We may be getting closer to a recession, but that doesn’t mean stocks are guaranteed to tread water from here. Indeed, the first trading day of the year was bleak. But history suggests 2023 may not be as bad as 2022 for investors.
Though not impossible, it’s incredibly rare to get two consecutive down years, especially after one of the worst years for the 60/40 stock-to-bond portfolio. That said, we live in unprecedented times. With so much gloom in markets these days, many would likely be unsurprised if we were dealt a one-two blow of negative years.
At this time last year, few investors would have foreseen the bond markets sagging in conjunction with stocks. Crypto and other alternative assets have fared no better in a sell-off in nearly every asset.
TFSA investors: Value and quality trump upside potential
In this piece, we’ll go on the hunt for deeply discounted value stocks that I think could be spared from the market’s next leg lower. While 2023 may be less likely to end in the red, more pain may still be in store in the first half as the economic damage stacks up against expectations.
Right now, a number of big banks think the coming recession will be less severe than those suffered in the past. Some optimists think a recession can ultimately be avoided, as central banks look to orchestrate a sort of soft landing for the economy.
It’s hard to tell how bumpy the landing will be. Investors are fastening their seatbelts ahead of what could be an eventful year.
Telus (TSX:T) is a relatively uneventful stock in a market environment that’s sure to be full of surprises. Shares of the well-run telecom have been in free-fall mode since topping out back in April 2022. The stock is at new 52-week lows after enduring a nearly 24% plunge.
Indeed, the Canadian telecoms are quite resilient in mild downturns. Though it is noteworthy that they aren’t necessarily the most recession-resilient plays out there. If the coming recession is “modest” as pundits think, I’d argue Telus stock is way oversold here, making the 5.4% dividend yield ripe for picking.
At 18.1 times trailing price-to-earnings, Telus stock could make for a terrific buy, even on the cusp of a recession.
Quebecor (TSX:QBR.B) is a smaller telecom that found itself on the receiving end of an analyst downgrade this morning. RBC downgraded the name to “sector perform” from “outperform,” while the price target was cut by two bucks to $32. RBC noted that a Freedom Mobile acquisition could entail considerable integration investments. In a rising rate environment, such extra expenditures will hurt the firm that much more.
In any case, Quebecor’s longer-term growth roadmap should not be discounted. The firm’s poised to become Canada’s fourth major player. It’ll take many years for the telecom underdog to see its bets pay off. At just 12 times trailing price-to-earnings, though, I’d say expectations for Quebecor’s national expansion are low.

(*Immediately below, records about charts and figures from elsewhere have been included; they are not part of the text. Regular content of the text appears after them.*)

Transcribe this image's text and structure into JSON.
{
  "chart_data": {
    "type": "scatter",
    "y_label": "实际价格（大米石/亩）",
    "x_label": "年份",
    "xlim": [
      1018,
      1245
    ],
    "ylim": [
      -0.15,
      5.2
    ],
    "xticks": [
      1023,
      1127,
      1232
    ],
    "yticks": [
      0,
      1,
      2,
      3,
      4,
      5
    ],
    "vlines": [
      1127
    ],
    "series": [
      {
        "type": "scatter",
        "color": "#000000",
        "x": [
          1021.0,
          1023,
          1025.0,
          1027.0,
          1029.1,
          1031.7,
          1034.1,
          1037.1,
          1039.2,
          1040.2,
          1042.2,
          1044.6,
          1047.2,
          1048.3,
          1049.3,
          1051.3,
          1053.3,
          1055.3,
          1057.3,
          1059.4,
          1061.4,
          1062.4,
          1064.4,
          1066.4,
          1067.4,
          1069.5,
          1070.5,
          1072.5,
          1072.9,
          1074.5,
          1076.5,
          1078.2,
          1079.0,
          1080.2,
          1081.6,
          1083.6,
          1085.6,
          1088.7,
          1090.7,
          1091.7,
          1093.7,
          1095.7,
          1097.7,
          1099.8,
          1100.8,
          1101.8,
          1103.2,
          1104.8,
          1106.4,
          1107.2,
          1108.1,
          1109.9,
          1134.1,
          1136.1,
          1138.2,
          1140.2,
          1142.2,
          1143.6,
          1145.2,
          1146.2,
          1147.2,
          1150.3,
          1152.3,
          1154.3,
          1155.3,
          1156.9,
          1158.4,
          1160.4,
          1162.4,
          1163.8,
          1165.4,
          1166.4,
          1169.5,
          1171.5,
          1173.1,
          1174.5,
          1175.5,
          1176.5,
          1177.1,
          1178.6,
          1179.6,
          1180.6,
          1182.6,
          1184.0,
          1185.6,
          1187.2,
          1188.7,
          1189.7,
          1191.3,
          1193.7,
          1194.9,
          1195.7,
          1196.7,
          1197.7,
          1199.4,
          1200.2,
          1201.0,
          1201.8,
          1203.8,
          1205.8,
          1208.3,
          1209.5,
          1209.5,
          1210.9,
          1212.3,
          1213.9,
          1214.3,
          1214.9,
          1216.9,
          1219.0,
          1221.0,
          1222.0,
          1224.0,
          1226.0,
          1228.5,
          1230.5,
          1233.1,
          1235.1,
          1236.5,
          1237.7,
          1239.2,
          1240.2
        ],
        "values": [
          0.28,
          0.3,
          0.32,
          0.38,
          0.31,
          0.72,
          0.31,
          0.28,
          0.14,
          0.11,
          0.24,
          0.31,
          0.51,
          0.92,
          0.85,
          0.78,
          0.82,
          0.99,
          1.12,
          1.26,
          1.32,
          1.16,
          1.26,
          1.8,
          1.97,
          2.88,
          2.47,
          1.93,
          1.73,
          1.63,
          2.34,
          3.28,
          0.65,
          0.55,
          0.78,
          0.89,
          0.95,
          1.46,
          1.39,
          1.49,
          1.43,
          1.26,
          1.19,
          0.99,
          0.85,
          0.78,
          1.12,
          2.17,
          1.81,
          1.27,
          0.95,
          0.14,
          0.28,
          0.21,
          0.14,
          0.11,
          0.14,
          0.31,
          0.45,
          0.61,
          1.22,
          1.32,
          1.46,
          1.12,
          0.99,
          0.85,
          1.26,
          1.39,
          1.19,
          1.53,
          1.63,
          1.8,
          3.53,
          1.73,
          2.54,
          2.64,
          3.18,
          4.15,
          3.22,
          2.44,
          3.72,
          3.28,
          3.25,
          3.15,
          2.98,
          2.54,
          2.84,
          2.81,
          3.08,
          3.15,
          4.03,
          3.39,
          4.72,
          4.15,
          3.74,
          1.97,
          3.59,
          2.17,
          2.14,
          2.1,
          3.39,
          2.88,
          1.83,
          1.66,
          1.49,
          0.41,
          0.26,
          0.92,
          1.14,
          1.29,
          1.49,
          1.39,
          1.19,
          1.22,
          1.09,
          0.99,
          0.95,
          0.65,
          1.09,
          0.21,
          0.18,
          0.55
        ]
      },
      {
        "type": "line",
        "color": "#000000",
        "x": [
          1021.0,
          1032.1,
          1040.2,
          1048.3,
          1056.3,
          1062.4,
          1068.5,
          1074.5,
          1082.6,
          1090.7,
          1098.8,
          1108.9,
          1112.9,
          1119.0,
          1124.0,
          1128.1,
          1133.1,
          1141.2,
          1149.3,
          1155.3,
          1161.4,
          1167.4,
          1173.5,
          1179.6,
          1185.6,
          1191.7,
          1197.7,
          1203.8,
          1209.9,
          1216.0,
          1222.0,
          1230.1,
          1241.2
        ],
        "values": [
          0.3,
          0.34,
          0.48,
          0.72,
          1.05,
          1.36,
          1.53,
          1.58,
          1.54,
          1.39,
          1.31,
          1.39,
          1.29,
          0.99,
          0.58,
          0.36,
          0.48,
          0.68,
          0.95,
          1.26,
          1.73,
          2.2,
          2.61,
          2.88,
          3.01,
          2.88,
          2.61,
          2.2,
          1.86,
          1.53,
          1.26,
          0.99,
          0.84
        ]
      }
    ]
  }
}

Quebecor is still a relatively unknown player on the scene. As the firm pushes into new provinces, success is no guarantee. Still, I’m a fan of management, even as they’re committing to lofty spending in a high-rate climate.
The bottom line
As we enter the early innings of a potential economic downturn, I think focusing on quality and value is only prudent.
There’s more gain to be had in the freshly-imploded speculative tech stocks, but with so much dependence on lower rates, it’s unclear as to how such names will be able to ricochet as central banks continue to deal rate hikes to drag inflation back to Earth.